Furthermore, this book also proposes solutions to this problem. Both on an individual level, on a managerial level and on the level of society and politics. In this way it is a book that insists on empowering and enlightening the reader at the same time, giving explicit advice on how to resist, challenge and change the phony nature of our labour and insist on real value creation.

 

A cornerstone of the book is that work as such is a necessary part of the human reality, but in the 21st century we have distorted work to mean only something we pay each other to do, and thereby we have lost the real meaning of what work is: something that is of real use and change things around us for the better. Hence, we have thousands of people on a global scale doing useless tasks though there is still a need for actual work that can help us with our current problems as a human society. Real meaningful work that can help us develop and invent the creative solutions that has helped the human species in the past, but which have stagnated over the last hundred years, because administration, supervision and management overshadowed research, development and exploration.

 

 

With a sale of more than 10.000 copies in Denmark the book has created a radical debate about work both in the public as well as the private sector.
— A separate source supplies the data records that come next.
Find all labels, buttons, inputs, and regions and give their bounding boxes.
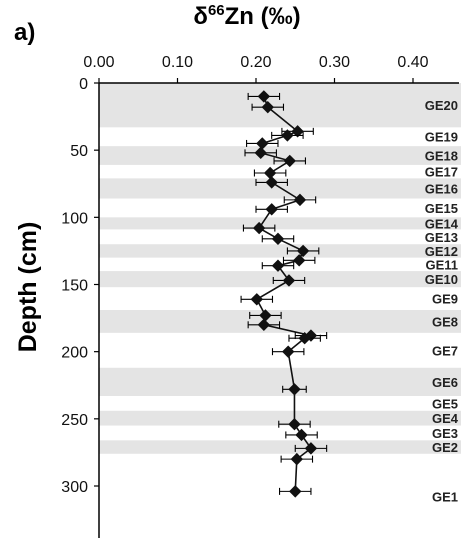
x-axis-title: δ66Zn (‰): [193, 2, 300, 30]
layer-label: GE14: [425, 216, 459, 231]
x-tick-label: 0.00: [83, 54, 114, 71]
data-point-diamond: [295, 428, 308, 442]
data-point-diamond: [281, 345, 295, 358]
data-point-diamond: [289, 485, 302, 498]
data-point-diamond: [259, 309, 272, 322]
x-tick-label: 0.40: [397, 54, 428, 71]
data-point-diamond: [290, 452, 304, 466]
data-point-diamond: [265, 176, 278, 189]
data-point-diamond: [257, 90, 271, 103]
layer-label: GE3: [432, 426, 458, 441]
layer-label: GE10: [425, 272, 458, 287]
data-series: [240, 90, 328, 498]
x-axis-title-main: δ: [193, 3, 208, 30]
y-tick-label: 250: [61, 412, 88, 429]
y-tick-label: 300: [61, 479, 88, 496]
data-point-diamond: [252, 221, 266, 235]
data-point-diamond: [254, 146, 267, 160]
layer-label: GE20: [425, 98, 458, 113]
x-tick-label: 0.10: [162, 54, 193, 71]
layer-band: [99, 83, 461, 128]
data-point-diamond: [282, 274, 296, 287]
layer-label: GE6: [432, 375, 458, 390]
layer-label: GE8: [432, 314, 458, 329]
panel-label: a): [14, 19, 35, 46]
layer-label: GE1: [432, 490, 458, 505]
axes: [98, 82, 459, 538]
layer-label: GE5: [432, 396, 458, 411]
data-point-diamond: [257, 318, 271, 331]
layer-label: GE12: [425, 244, 458, 259]
data-point-diamond: [291, 125, 304, 138]
y-tick-label: 50: [70, 143, 88, 160]
data-point-diamond: [271, 232, 285, 246]
data-point-diamond: [292, 254, 306, 267]
layer-band: [99, 271, 461, 288]
x-tick-label: 0.20: [240, 54, 271, 71]
layer-label: GE4: [432, 411, 459, 426]
data-point-diamond: [250, 293, 263, 306]
layer-label: GE15: [425, 201, 458, 216]
y-axis-title: Depth (cm): [14, 222, 42, 353]
y-tick-label: 0: [79, 76, 88, 93]
layer-label: GE11: [425, 257, 458, 272]
layer-band: [99, 410, 461, 426]
data-point-diamond: [261, 100, 274, 114]
data-point-diamond: [293, 193, 307, 207]
data-point-diamond: [271, 259, 285, 272]
x-axis-title-superscript: 66: [208, 2, 225, 19]
layer-band: [99, 440, 461, 454]
data-point-diamond: [263, 166, 277, 180]
layer-label: GE13: [425, 230, 458, 245]
layer-label: GE2: [432, 440, 458, 455]
layer-label: GE19: [425, 130, 458, 145]
layer-label: GE17: [425, 165, 458, 180]
data-point-diamond: [283, 154, 296, 168]
data-point-diamond: [281, 129, 294, 142]
layer-band: [99, 146, 461, 165]
data-point-diamond: [298, 332, 311, 345]
y-tick-label: 200: [61, 345, 88, 362]
data-point-diamond: [265, 203, 278, 216]
data-point-diamond: [256, 137, 269, 150]
layer-band: [99, 244, 461, 258]
layer-band: [99, 367, 461, 396]
layer-label: GE9: [432, 292, 458, 307]
layer-label: GE7: [432, 343, 458, 358]
x-axis-title-rest: Zn (‰): [225, 3, 301, 30]
y-tick-label: 100: [61, 210, 88, 227]
y-tick-label: 150: [61, 278, 88, 295]
layer-bands: [99, 83, 461, 454]
layer-label: GE18: [425, 149, 458, 164]
layer-band: [99, 217, 461, 230]
data-point-diamond: [288, 418, 301, 431]
data-point-diamond: [304, 442, 318, 455]
x-tick-label: 0.30: [319, 54, 350, 71]
data-point-diamond: [296, 244, 310, 258]
axis-ticks: 0.00 0.10 0.20 0.30 0.40 0 50 100 150 200 250 300: [61, 54, 428, 496]
layer-label: GE16: [425, 181, 458, 196]
data-point-diamond: [288, 383, 301, 396]
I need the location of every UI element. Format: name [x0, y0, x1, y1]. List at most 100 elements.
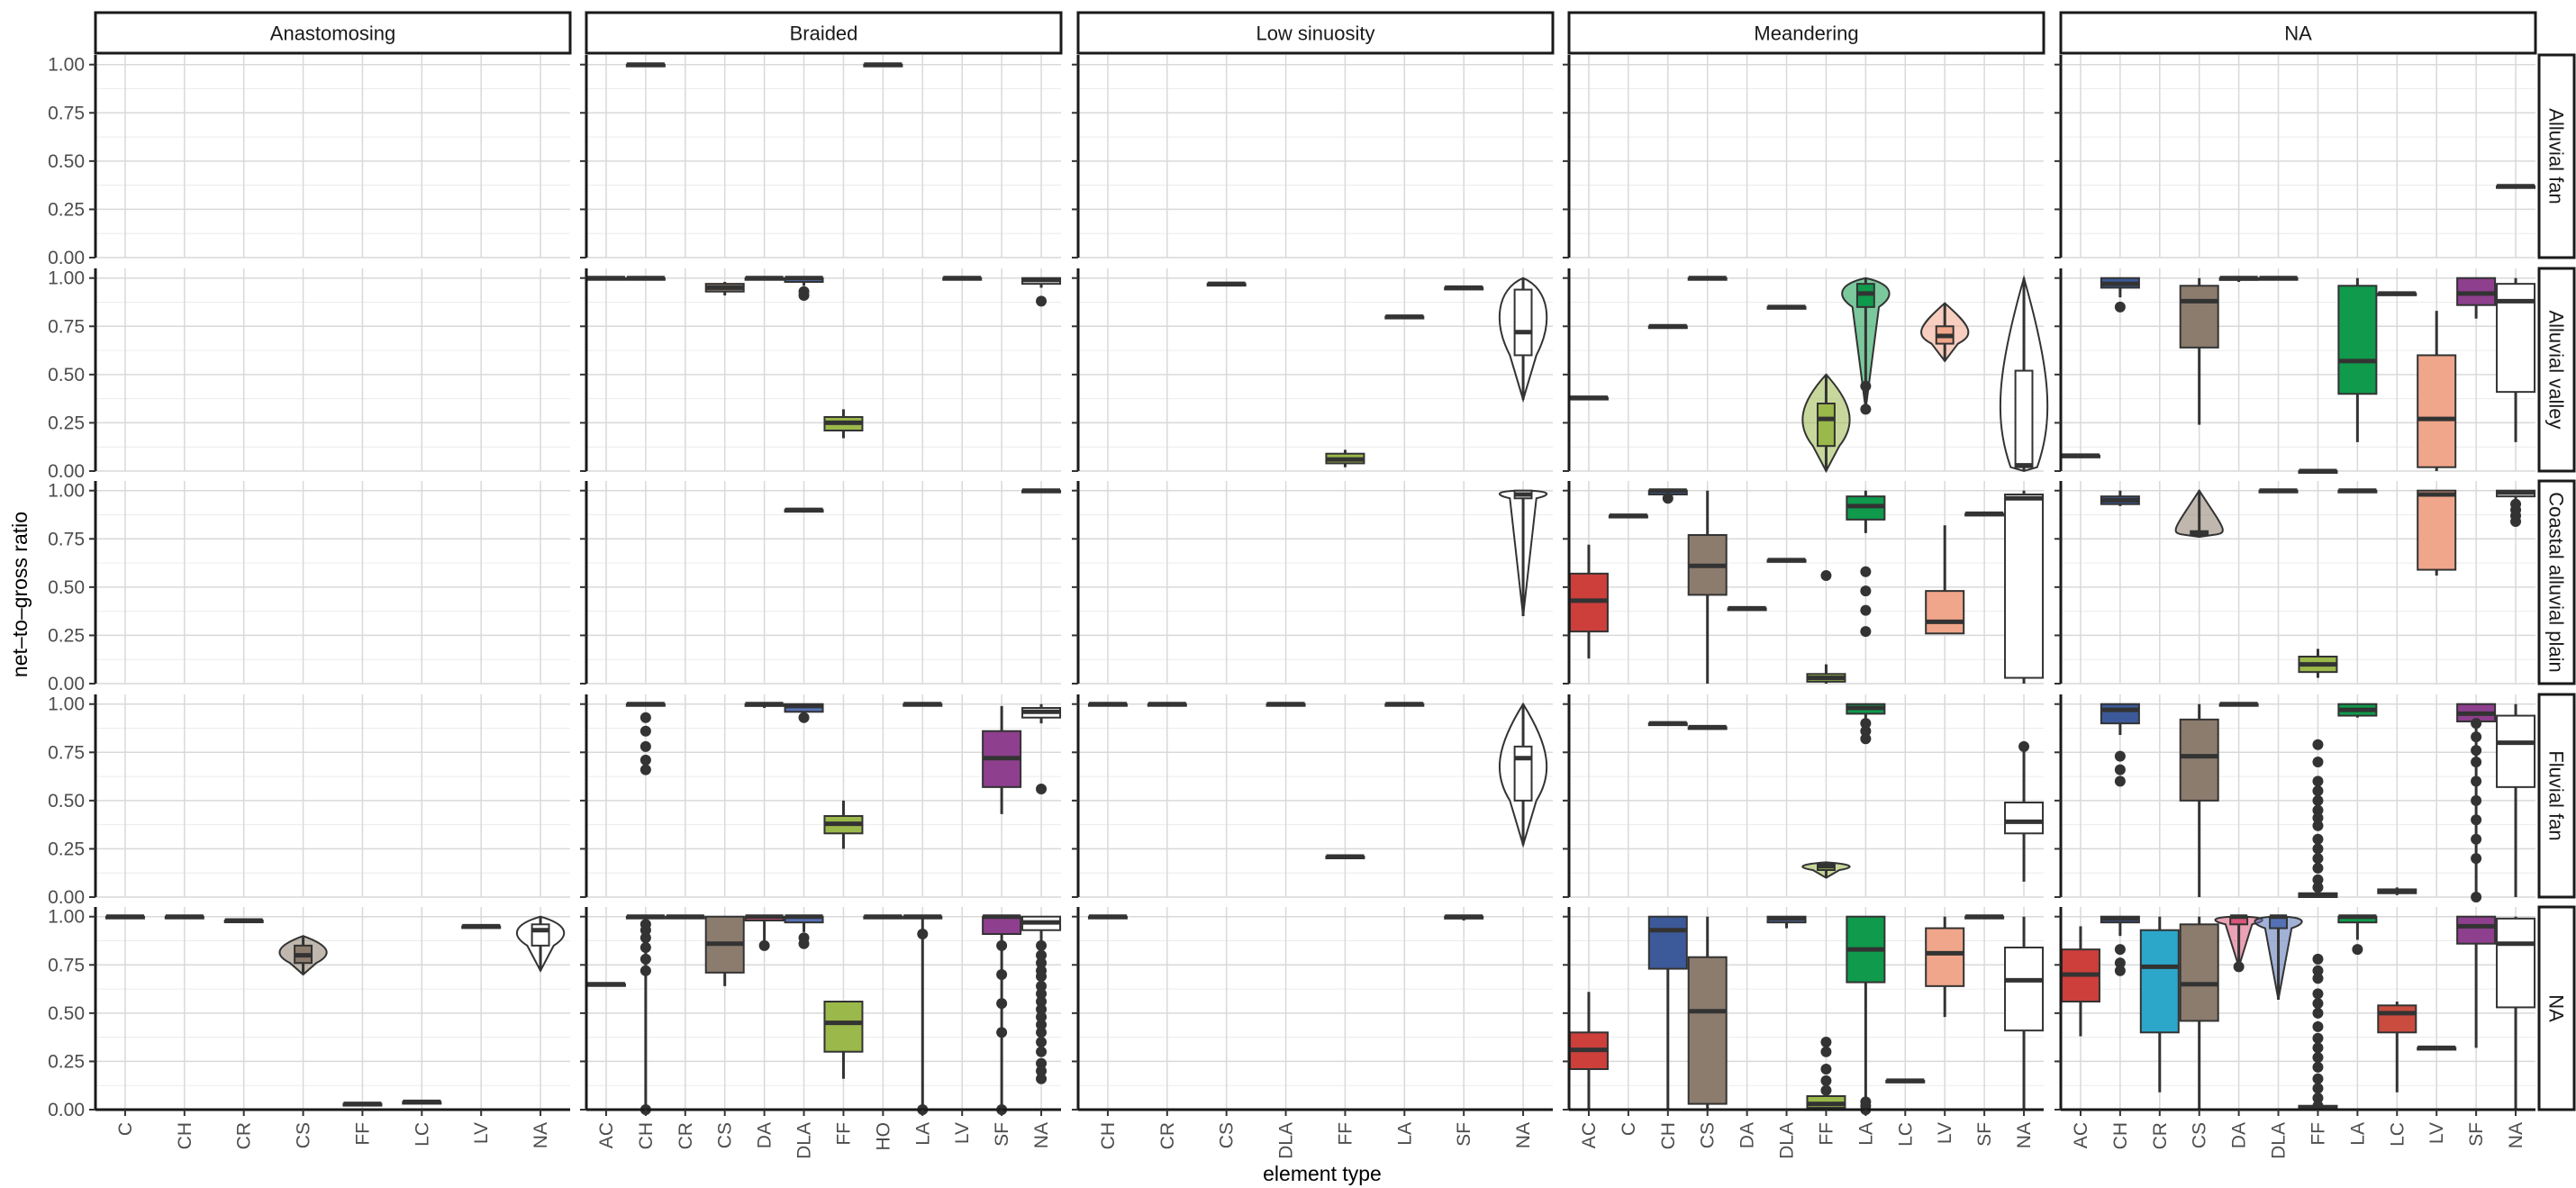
x-tick-label: LV	[471, 1122, 492, 1144]
box	[2456, 915, 2497, 945]
column-strip-label: Meandering	[1754, 23, 1858, 45]
panel-background	[2061, 55, 2535, 258]
outlier-point	[2114, 775, 2126, 787]
outlier-point	[996, 969, 1008, 980]
y-tick-label: 0.75	[48, 316, 85, 337]
y-tick-label: 0.75	[48, 955, 85, 975]
x-tick-label: FF	[1335, 1122, 1356, 1146]
x-tick-label: CH	[175, 1122, 195, 1149]
outlier-point	[1662, 493, 1673, 504]
x-tick-label: LV	[2426, 1122, 2447, 1144]
box	[2496, 917, 2536, 1009]
outlier-point	[2352, 944, 2363, 956]
outlier-point	[1860, 566, 1872, 577]
y-tick-label: 0.50	[48, 151, 85, 172]
row-strip	[2537, 53, 2576, 259]
x-tick-label: AC	[1579, 1122, 1600, 1148]
y-tick-label: 1.00	[48, 55, 85, 76]
x-tick-label: DLA	[2269, 1122, 2290, 1159]
outlier-point	[2312, 843, 2324, 855]
y-axis-title: net–to–gross ratio	[8, 512, 32, 677]
x-tick-label: NA	[2014, 1122, 2035, 1148]
outlier-point	[2471, 718, 2482, 730]
x-tick-label: FF	[833, 1122, 854, 1146]
x-tick-label: DLA	[1777, 1122, 1798, 1159]
panel-background	[1078, 907, 1553, 1110]
outlier-point	[2312, 1073, 2324, 1084]
outlier-point	[2114, 965, 2126, 976]
panel-background	[1078, 694, 1553, 897]
outlier-point	[758, 939, 770, 951]
row-strip	[2537, 693, 2576, 899]
y-tick-label: 0.25	[48, 839, 85, 859]
outlier-point	[1860, 626, 1872, 638]
outlier-point	[2471, 833, 2482, 845]
x-tick-label: CS	[1217, 1122, 1238, 1148]
box	[1925, 927, 1965, 987]
outlier-point	[2471, 794, 2482, 806]
box	[531, 923, 550, 947]
x-tick-label: CH	[1658, 1122, 1679, 1149]
box	[2337, 285, 2378, 395]
x-tick-label: DLA	[794, 1122, 815, 1159]
outlier-point	[996, 1027, 1008, 1038]
x-tick-label: C	[1619, 1122, 1639, 1136]
x-tick-label: DA	[2229, 1122, 2250, 1148]
box	[2004, 947, 2045, 1032]
y-tick-label: 1.00	[48, 694, 85, 715]
outlier-point	[1820, 1084, 1832, 1096]
x-tick-label: AC	[2071, 1122, 2091, 1148]
box	[2004, 802, 2045, 835]
box	[1513, 745, 1533, 802]
x-tick-label: CS	[2190, 1122, 2210, 1148]
x-tick-label: C	[115, 1122, 136, 1136]
outlier-point	[1036, 1019, 1048, 1030]
y-tick-label: 1.00	[48, 268, 85, 289]
x-tick-label: CH	[636, 1122, 657, 1149]
outlier-point	[2312, 1032, 2324, 1044]
box	[982, 915, 1022, 936]
outlier-point	[2312, 757, 2324, 767]
x-tick-label: SF	[2466, 1122, 2487, 1147]
x-tick-label: SF	[1454, 1122, 1474, 1147]
row-strip-label: Alluvial valley	[2545, 310, 2568, 429]
x-tick-label: DA	[1737, 1122, 1758, 1148]
panel-background	[1569, 268, 2044, 471]
x-tick-label: AC	[596, 1122, 617, 1148]
outlier-point	[1860, 604, 1872, 616]
outlier-point	[1820, 1046, 1832, 1057]
outlier-point	[917, 929, 929, 939]
column-strip	[2059, 11, 2537, 55]
y-tick-label: 0.50	[48, 1003, 85, 1024]
outlier-point	[1036, 1011, 1048, 1023]
box	[2496, 714, 2536, 788]
outlier-point	[2312, 1052, 2324, 1064]
outlier-point	[2312, 965, 2324, 976]
y-tick-label: 0.75	[48, 103, 85, 123]
outlier-point	[2312, 1020, 2324, 1032]
outlier-point	[639, 965, 651, 976]
y-tick-label: 0.00	[48, 248, 85, 268]
outlier-point	[2114, 764, 2126, 775]
outlier-point	[639, 754, 651, 766]
outlier-point	[2471, 745, 2482, 757]
data-marks	[104, 62, 2536, 1115]
box	[2179, 285, 2219, 349]
outlier-point	[1036, 988, 1048, 1000]
x-tick-label: NA	[531, 1122, 551, 1148]
outlier-point	[2510, 516, 2522, 527]
x-tick-label: SF	[992, 1122, 1012, 1147]
box	[1647, 915, 1688, 970]
x-tick-label: FF	[352, 1122, 373, 1146]
outlier-point	[2312, 1083, 2324, 1094]
box	[2139, 929, 2180, 1034]
column-strip-label: Low sinuosity	[1256, 23, 1374, 45]
outlier-point	[1036, 1046, 1048, 1057]
outlier-point	[1860, 404, 1872, 415]
panel-background	[1078, 481, 1553, 684]
x-tick-label: CS	[715, 1122, 736, 1148]
column-strip	[1076, 11, 1555, 55]
x-tick-label: LV	[952, 1122, 973, 1144]
outlier-point	[2018, 740, 2030, 752]
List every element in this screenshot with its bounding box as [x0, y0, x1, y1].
Pseudolabour has inspired a large range of people from employees, to senior managers and CEOs to consider if real value creation has been lost in the complex hall of mirrors that so many modern organizations have become. After the book was published many “pseudo workers” in Denmark have come out of the closet and told their story, making the book a real driver for a national movement against pointless jobs. Pseudolabour is a mix between an investigative story about our work, a management book and a bipartisan political manifest and it covers it’s funny, tragic and fascinating topic like no other book has done it before.